An amount of $28.9 million was already released to Ghana upon Compact signing. The Compact comprises of two tranches: $279.3 million and $190 million.

MCC said the balance is still intact and it will be managed and implemented by the Millennium Development Authority (MiDa).

MCC has repeatedly warned Ghana not to terminate the concession agreement despite the results of an independent audit conducted by MiDa.

In July, Ghana suspended the concession of ECG, claiming that part of the financial transaction underlying the concession had been fraudulently obtained. In contrast to this, the audit concluded there was no information to suggest fraud in the transaction.

MCC Chief Executive Officer Sean Cairncross said the suspension of the concession was “unfounded” and that “the rights of Power Distribution Services [PDS] as concessionaire should be restored.”

Still, Ghana proceeded to terminate the concession agreement last October.

“MCC has determined that by terminating the existing concession arrangement, the Government of Ghana materially breached an obligation under the Compact,” the MCC said.

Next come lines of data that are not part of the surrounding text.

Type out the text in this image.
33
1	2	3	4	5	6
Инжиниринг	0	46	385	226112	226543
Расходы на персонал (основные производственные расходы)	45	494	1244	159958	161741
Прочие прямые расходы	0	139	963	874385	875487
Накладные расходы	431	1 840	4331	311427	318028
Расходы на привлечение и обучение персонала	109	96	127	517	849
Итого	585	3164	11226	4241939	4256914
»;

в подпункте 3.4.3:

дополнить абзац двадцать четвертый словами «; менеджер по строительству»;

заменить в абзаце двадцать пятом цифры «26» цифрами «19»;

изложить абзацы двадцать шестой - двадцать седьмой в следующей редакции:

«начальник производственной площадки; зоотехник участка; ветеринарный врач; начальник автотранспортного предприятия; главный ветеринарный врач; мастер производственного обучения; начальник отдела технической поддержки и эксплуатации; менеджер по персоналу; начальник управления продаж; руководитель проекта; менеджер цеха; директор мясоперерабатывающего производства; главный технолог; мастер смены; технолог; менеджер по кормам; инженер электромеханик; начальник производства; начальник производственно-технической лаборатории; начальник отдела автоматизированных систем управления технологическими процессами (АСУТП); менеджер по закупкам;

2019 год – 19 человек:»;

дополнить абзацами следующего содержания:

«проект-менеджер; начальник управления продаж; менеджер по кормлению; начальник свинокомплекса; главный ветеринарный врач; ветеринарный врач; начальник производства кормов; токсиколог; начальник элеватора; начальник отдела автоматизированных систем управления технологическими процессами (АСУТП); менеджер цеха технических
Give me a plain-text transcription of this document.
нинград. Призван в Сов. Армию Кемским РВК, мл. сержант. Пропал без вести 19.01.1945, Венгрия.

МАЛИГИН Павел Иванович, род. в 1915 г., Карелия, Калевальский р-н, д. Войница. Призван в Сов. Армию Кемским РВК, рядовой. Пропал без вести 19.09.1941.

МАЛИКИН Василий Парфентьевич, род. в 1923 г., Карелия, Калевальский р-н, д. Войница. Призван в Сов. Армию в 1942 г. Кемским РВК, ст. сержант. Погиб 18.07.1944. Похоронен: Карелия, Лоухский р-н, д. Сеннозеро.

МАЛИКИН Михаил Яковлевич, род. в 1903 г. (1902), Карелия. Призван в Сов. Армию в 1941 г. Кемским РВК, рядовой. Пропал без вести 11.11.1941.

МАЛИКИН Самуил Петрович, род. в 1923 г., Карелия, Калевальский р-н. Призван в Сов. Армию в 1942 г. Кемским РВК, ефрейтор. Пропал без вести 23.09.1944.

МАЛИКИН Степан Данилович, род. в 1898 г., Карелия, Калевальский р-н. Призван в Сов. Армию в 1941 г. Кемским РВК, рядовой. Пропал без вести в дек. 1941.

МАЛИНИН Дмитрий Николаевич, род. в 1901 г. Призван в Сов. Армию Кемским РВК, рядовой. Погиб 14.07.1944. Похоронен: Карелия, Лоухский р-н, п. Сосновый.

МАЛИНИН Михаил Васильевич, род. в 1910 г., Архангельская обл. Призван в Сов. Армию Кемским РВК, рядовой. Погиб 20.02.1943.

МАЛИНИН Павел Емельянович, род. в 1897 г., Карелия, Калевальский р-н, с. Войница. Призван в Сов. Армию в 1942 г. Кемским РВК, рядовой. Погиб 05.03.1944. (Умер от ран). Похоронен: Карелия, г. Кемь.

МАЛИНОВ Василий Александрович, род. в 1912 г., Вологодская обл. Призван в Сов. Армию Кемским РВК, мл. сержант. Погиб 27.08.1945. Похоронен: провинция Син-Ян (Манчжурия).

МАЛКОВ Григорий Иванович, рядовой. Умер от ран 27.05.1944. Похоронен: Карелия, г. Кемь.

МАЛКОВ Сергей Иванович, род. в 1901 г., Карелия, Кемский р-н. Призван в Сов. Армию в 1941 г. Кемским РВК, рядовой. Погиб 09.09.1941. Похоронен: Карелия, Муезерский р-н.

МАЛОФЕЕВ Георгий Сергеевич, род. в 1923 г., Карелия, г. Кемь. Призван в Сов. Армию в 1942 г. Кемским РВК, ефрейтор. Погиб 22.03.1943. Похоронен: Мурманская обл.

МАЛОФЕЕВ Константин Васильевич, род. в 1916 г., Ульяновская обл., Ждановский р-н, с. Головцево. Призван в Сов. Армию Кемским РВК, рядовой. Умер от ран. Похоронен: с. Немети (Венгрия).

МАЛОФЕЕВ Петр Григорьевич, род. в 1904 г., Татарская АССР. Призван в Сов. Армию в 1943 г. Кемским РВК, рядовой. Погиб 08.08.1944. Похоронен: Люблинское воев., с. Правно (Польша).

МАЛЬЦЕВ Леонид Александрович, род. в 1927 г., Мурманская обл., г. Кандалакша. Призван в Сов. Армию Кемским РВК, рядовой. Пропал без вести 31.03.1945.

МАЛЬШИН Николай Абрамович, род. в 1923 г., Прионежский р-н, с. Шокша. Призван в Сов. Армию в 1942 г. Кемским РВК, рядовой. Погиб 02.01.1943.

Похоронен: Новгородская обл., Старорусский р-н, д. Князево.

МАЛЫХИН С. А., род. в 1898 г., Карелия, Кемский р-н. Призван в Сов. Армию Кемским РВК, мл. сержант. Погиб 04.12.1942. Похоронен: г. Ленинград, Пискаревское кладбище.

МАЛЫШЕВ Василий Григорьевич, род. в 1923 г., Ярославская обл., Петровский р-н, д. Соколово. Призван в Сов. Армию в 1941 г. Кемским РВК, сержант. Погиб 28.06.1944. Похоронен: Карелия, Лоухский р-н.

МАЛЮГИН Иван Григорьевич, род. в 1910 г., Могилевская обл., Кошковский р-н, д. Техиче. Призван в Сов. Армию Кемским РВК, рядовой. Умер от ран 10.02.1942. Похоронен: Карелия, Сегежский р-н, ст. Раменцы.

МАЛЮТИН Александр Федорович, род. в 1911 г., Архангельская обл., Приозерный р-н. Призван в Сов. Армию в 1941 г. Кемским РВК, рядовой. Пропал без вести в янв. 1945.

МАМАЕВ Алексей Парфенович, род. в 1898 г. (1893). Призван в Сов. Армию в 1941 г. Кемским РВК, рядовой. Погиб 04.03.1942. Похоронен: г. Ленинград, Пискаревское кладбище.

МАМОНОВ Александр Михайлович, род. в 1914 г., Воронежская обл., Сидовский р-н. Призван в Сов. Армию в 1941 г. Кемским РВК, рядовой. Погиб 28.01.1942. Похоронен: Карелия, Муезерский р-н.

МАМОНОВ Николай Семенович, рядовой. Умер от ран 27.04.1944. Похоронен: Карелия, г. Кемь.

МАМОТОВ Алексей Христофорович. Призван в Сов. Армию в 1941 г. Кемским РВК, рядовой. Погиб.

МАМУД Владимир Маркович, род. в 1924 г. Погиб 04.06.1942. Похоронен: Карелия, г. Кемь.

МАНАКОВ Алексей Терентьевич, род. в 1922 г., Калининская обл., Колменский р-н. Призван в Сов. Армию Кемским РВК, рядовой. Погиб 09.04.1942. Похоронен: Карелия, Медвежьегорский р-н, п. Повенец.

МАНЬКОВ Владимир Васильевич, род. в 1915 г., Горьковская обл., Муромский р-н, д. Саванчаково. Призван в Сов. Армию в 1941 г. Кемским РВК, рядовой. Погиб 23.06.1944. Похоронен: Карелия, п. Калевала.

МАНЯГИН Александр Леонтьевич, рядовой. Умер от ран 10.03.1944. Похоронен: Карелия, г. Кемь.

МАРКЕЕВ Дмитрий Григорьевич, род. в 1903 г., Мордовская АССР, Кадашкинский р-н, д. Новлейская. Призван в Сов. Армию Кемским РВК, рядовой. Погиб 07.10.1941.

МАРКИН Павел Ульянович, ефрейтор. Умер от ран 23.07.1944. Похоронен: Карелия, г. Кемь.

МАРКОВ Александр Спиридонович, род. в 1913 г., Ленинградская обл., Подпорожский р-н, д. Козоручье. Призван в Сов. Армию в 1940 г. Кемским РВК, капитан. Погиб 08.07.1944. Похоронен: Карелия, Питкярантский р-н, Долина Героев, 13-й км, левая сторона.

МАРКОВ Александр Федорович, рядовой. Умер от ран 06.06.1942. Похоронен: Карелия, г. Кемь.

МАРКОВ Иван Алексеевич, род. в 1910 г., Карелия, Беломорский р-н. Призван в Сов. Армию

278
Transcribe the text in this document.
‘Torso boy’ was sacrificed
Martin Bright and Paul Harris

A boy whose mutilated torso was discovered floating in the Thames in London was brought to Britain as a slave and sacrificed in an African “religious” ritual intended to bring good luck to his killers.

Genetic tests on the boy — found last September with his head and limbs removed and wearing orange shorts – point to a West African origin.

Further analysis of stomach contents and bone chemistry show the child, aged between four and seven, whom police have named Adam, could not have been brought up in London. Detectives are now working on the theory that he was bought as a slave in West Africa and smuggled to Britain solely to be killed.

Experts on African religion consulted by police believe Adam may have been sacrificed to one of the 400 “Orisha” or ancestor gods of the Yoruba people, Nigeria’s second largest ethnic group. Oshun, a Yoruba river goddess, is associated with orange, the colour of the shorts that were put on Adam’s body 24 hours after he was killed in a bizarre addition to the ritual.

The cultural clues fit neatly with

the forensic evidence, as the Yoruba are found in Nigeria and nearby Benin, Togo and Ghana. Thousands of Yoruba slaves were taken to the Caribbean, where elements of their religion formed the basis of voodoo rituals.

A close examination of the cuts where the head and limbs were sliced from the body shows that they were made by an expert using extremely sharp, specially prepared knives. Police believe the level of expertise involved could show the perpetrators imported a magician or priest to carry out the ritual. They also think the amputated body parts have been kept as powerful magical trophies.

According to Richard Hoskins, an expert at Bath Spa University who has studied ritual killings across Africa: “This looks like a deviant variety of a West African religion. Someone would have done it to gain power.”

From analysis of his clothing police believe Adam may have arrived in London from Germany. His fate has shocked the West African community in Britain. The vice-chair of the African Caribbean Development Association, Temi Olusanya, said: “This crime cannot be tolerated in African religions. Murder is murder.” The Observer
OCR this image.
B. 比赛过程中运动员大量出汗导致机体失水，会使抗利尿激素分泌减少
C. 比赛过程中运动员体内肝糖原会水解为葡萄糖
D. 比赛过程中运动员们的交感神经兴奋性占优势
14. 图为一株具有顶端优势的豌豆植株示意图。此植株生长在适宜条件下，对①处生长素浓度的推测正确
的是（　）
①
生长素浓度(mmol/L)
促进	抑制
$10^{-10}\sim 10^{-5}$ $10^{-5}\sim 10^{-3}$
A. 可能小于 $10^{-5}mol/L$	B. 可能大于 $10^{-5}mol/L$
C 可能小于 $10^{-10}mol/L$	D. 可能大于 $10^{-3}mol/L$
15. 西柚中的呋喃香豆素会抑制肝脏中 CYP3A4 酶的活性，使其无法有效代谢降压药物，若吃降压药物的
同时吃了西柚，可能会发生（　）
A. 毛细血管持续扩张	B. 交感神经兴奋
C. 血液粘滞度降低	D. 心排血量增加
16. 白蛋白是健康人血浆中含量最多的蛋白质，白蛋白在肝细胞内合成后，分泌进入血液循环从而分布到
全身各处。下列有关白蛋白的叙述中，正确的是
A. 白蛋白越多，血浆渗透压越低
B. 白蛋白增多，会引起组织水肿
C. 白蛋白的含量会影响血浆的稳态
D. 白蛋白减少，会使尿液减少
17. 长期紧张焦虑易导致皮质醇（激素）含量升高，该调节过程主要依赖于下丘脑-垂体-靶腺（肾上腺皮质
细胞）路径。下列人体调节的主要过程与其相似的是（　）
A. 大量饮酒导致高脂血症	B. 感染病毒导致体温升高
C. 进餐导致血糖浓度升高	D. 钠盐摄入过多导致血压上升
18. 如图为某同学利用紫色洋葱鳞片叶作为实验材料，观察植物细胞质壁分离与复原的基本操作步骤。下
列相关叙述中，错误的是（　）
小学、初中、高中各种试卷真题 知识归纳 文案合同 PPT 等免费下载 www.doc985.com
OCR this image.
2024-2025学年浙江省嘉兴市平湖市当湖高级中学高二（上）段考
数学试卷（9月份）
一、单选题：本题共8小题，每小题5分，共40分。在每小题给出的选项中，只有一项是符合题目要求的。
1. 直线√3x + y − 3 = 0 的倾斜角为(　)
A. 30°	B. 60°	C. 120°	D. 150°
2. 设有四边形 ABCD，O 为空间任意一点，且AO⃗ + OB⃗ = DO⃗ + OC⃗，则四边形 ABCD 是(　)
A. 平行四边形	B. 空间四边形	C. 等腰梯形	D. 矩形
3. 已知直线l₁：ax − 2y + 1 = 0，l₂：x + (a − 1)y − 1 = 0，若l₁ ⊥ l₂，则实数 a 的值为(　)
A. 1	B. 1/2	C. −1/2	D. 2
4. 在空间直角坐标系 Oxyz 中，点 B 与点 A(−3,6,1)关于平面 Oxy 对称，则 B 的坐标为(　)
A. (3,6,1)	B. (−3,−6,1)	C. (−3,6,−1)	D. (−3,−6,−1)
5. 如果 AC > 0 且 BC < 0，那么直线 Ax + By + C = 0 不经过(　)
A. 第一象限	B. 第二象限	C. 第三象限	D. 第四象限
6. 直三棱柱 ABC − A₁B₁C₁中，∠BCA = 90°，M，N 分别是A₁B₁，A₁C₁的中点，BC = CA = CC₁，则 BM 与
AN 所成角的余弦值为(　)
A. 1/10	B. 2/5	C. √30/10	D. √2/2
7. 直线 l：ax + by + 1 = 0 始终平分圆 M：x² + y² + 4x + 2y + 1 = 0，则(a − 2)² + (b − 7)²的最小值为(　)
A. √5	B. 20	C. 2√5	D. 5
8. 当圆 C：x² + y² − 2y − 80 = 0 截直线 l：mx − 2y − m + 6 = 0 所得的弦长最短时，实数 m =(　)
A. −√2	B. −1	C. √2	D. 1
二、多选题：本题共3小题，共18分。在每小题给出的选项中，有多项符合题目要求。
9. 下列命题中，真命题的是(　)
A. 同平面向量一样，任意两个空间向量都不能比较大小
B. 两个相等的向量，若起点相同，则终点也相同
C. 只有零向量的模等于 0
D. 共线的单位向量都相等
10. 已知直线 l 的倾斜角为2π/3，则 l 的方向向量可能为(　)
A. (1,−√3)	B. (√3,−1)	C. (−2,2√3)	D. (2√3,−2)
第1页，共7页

Meralco was part of the consortium called PDS Ghana Ltd., which had been awarded a 20-year concession to take over the operation and management of ECG. It used to have a 30-percent stake in the consortium prior to the termination.

PDS is a consortium between Meralco through Meridian Power Ventures Ltd., AEnergia SA, an Angolan company, and three Ghanaian firms—TG Energy Solutions Ghana Ltd., Santa Power Ltd. and GTS Power Ltd.

Meralco said claims that the concession was terminated for alleged material breaches by PDS in the provision of the Demand Guarantees are invalid, because the Demand Guarantees were issued without due authorization and in excess of the mandate of Al Koot Insurance and Reinsurance, a Qatari insurance firm.

“Based on the letter signed by Minister Ken Ofori-Atta of the Ministry of Finance of Ghana, the forensic audit by the auditors chosen by the Millennium Development Authority indicated that the purported Demand Guarantees were issued without due authorization and in excess of the mandate of Al Koot Insurance and Reinsurance, a Qatari insurance firm and were, therefore, invalid,” the utility firm said.

The Demand Guarantees were key prerequisites and conditions precedent for the turnover of ECG’s assets and facilities to PDS.

“The same report also mentioned that there was no information available to forensic auditors to suggest that PDS committed fraud in relation to the Demand Guarantees. PDS has maintained that it procured the Demand Guarantees in good faith and that it has no knowledge of any issue with same until the suspension of the Concession,” said Meralco.